Le pôle “cold cases” prend en charge l’enquête sur l’affaire Robert Boulin, trois juges d’instruction nommés

Nanterre – 30.06.2026: L’enquête sur les causes du décès de l’ancien ministre Robert Boulin est relancée. La présidence du tribunal de Nanterre a indiqué le 29 juin que trois juges d’instruction du Pôle national des crimes sériels et non élucidés (PCSNE) ont été désignés pour le dossier et peuvent le poursuivre sans délai. Il s’agit ainsi de la mise en œuvre d’une demande du parquet de Nanterre en date du 26 juin 2026.

L’affaire remonte au 30 octobre 1979. Boulin, alors ministre du Travail sous la présidence de Valéry Giscard d’Estaing, a été retrouvé mort dans un étang de la forêt de Rambouillet. Les enquêtes officielles avaient conclu à un suicide. Les proches et les amis ont contesté cela à plusieurs reprises et réclament depuis des décennies l’examen d’un éventuel assassinat politique.
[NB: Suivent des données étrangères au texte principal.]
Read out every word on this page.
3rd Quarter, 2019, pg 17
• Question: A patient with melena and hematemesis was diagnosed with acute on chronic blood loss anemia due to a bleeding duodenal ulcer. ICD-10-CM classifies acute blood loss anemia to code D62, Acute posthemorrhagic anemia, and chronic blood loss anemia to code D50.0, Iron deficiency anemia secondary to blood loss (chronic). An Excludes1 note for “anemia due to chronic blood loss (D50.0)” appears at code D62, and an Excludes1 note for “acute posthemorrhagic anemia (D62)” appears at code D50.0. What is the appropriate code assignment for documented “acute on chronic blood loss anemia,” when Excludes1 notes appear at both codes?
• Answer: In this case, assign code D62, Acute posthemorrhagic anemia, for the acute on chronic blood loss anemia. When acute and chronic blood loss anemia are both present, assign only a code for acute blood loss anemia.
La controverse a marqué plusieurs phases de procédure et a régulièrement alimenté des débats publics sur les méthodes d’enquête de l’époque.
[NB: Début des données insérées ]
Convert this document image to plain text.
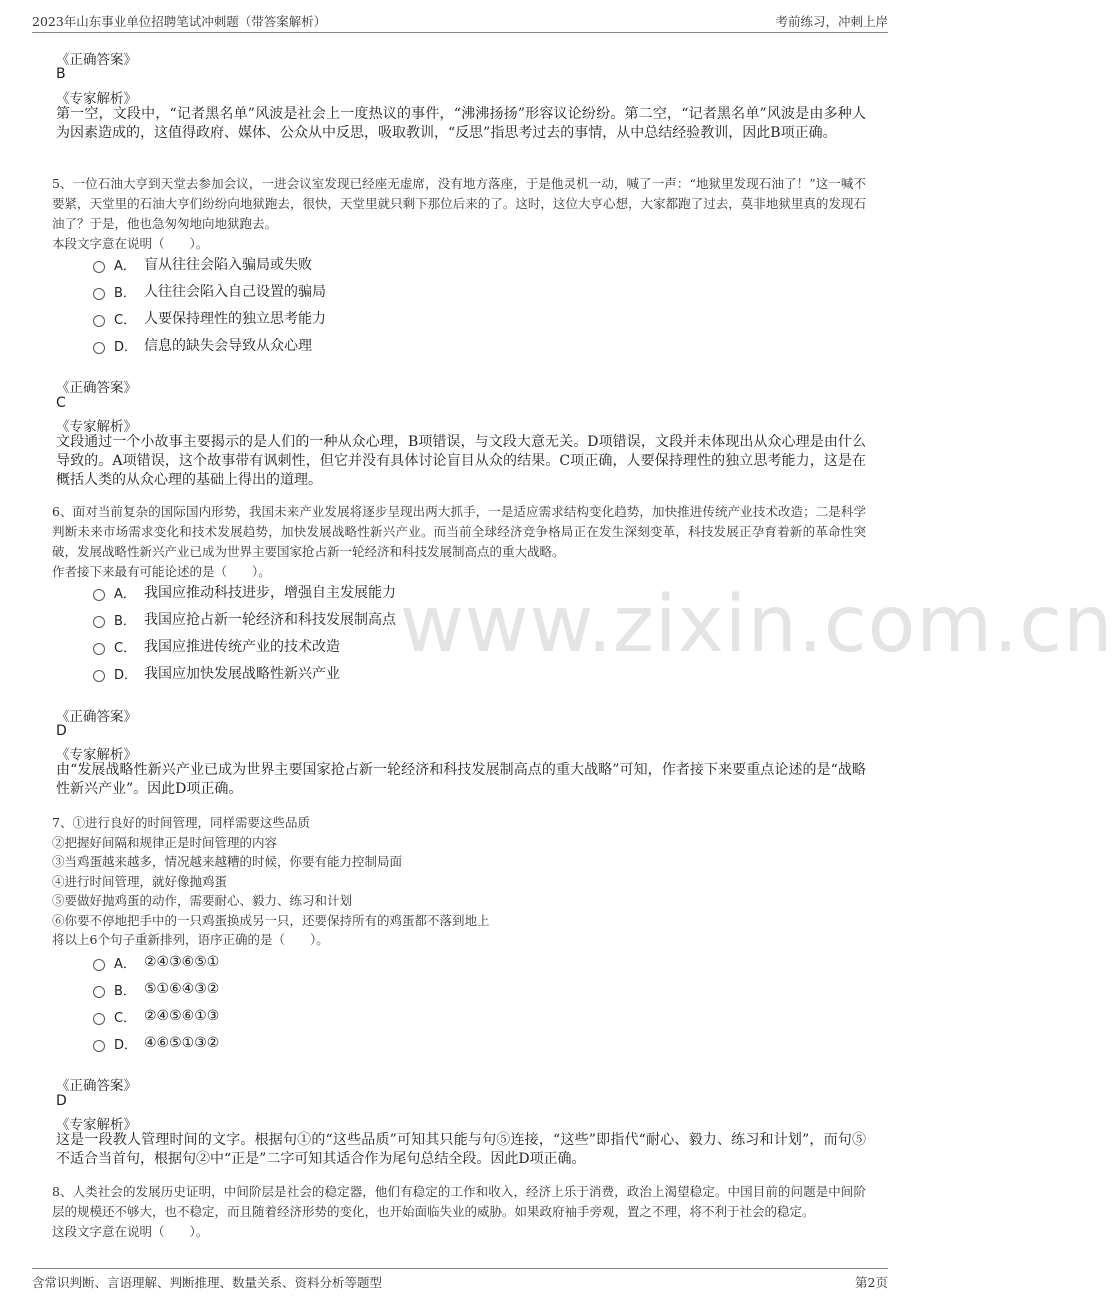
2023年山东事业单位招聘笔试冲刺题（带答案解析）	考前练习，冲刺上岸
www.zixin.com.cn
《正确答案》
B
《专家解析》
第一空，文段中，“记者黑名单”风波是社会上一度热议的事件，“沸沸扬扬”形容议论纷纷。第二空，“记者黑名单”风波是由多种人为因素造成的，这值得政府、媒体、公众从中反思，吸取教训，“反思”指思考过去的事情，从中总结经验教训，因此B项正确。

5、一位石油大亨到天堂去参加会议，一进会议室发现已经座无虚席，没有地方落座，于是他灵机一动，喊了一声：“地狱里发现石油了！”这一喊不要紧，天堂里的石油大亨们纷纷向地狱跑去，很快，天堂里就只剩下那位后来的了。这时，这位大亨心想，大家都跑了过去，莫非地狱里真的发现石油了？于是，他也急匆匆地向地狱跑去。

本段文字意在说明（　　）。

A． 盲从往往会陷入骗局或失败
B． 人往往会陷入自己设置的骗局
C． 人要保持理性的独立思考能力
D． 信息的缺失会导致从众心理
《正确答案》
C
《专家解析》
文段通过一个小故事主要揭示的是人们的一种从众心理，B项错误，与文段大意无关。D项错误，文段并未体现出从众心理是由什么导致的。A项错误，这个故事带有讽刺性，但它并没有具体讨论盲目从众的结果。C项正确，人要保持理性的独立思考能力，这是在概括人类的从众心理的基础上得出的道理。

6、面对当前复杂的国际国内形势，我国未来产业发展将逐步呈现出两大抓手，一是适应需求结构变化趋势，加快推进传统产业技术改造；二是科学判断未来市场需求变化和技术发展趋势，加快发展战略性新兴产业。而当前全球经济竞争格局正在发生深刻变革，科技发展正孕育着新的革命性突破，发展战略性新兴产业已成为世界主要国家抢占新一轮经济和科技发展制高点的重大战略。

作者接下来最有可能论述的是（　　）。

A． 我国应推动科技进步，增强自主发展能力
B． 我国应抢占新一轮经济和科技发展制高点
C． 我国应推进传统产业的技术改造
D． 我国应加快发展战略性新兴产业
《正确答案》
D
《专家解析》
由“发展战略性新兴产业已成为世界主要国家抢占新一轮经济和科技发展制高点的重大战略”可知，作者接下来要重点论述的是“战略性新兴产业”。因此D项正确。

7、①进行良好的时间管理，同样需要这些品质

②把握好间隔和规律正是时间管理的内容

③当鸡蛋越来越多，情况越来越糟的时候，你要有能力控制局面

④进行时间管理，就好像抛鸡蛋

⑤要做好抛鸡蛋的动作，需要耐心、毅力、练习和计划

⑥你要不停地把手中的一只鸡蛋换成另一只，还要保持所有的鸡蛋都不落到地上

将以上6个句子重新排列，语序正确的是（　　）。

A． ②④③⑥⑤①
B． ⑤①⑥④③②
C． ②④⑤⑥①③
D． ④⑥⑤①③②
《正确答案》
D
《专家解析》
这是一段教人管理时间的文字。根据句①的“这些品质”可知其只能与句⑤连接，“这些”即指代“耐心、毅力、练习和计划”，而句⑤不适合当首句，根据句②中“正是”二字可知其适合作为尾句总结全段。因此D项正确。

8、人类社会的发展历史证明，中间阶层是社会的稳定器，他们有稳定的工作和收入，经济上乐于消费，政治上渴望稳定。中国目前的问题是中间阶层的规模还不够大，也不稳定，而且随着经济形势的变化，也开始面临失业的威胁。如果政府袖手旁观，置之不理，将不利于社会的稳定。

这段文字意在说明（　　）。

含常识判断、言语理解、判断推理、数量关系、资料分析等题型	第2页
Dès avril 2026, le dossier avait été transféré par le juge d’instruction de Versailles au PCSNE; la chambre de l’instruction de Versailles a confirmé le 28 avril 2026 les étapes procédurales. Avec la désignation formelle à Nanterre, le dossier bénéficie d’un accès à des ressources spécialisées pour les affaires anciennes, notamment des réanalyses médico-légales, un travail structuré de recueil de témoignages et des analyses interdisciplinaires. Le tribunal souligne la mission du pôle qui est de regrouper méthodiquement les procédures complexes et anciennes.

D’après les informations, les enquêtes relancées ciblent des faits graves, notamment une privation de liberté ayant entraîné la mort ainsi qu’un homicide éventuel. Les pistes d’enquête concrètes n’ont pas été rendues publiques. La reprise s’appuie sur de nouvelles requêtes et sur la demande persistante de la famille d’une réévaluation complète des circonstances, y compris de la sécurisation des traces à l’époque et de la plausibilité de scénarios concurrents.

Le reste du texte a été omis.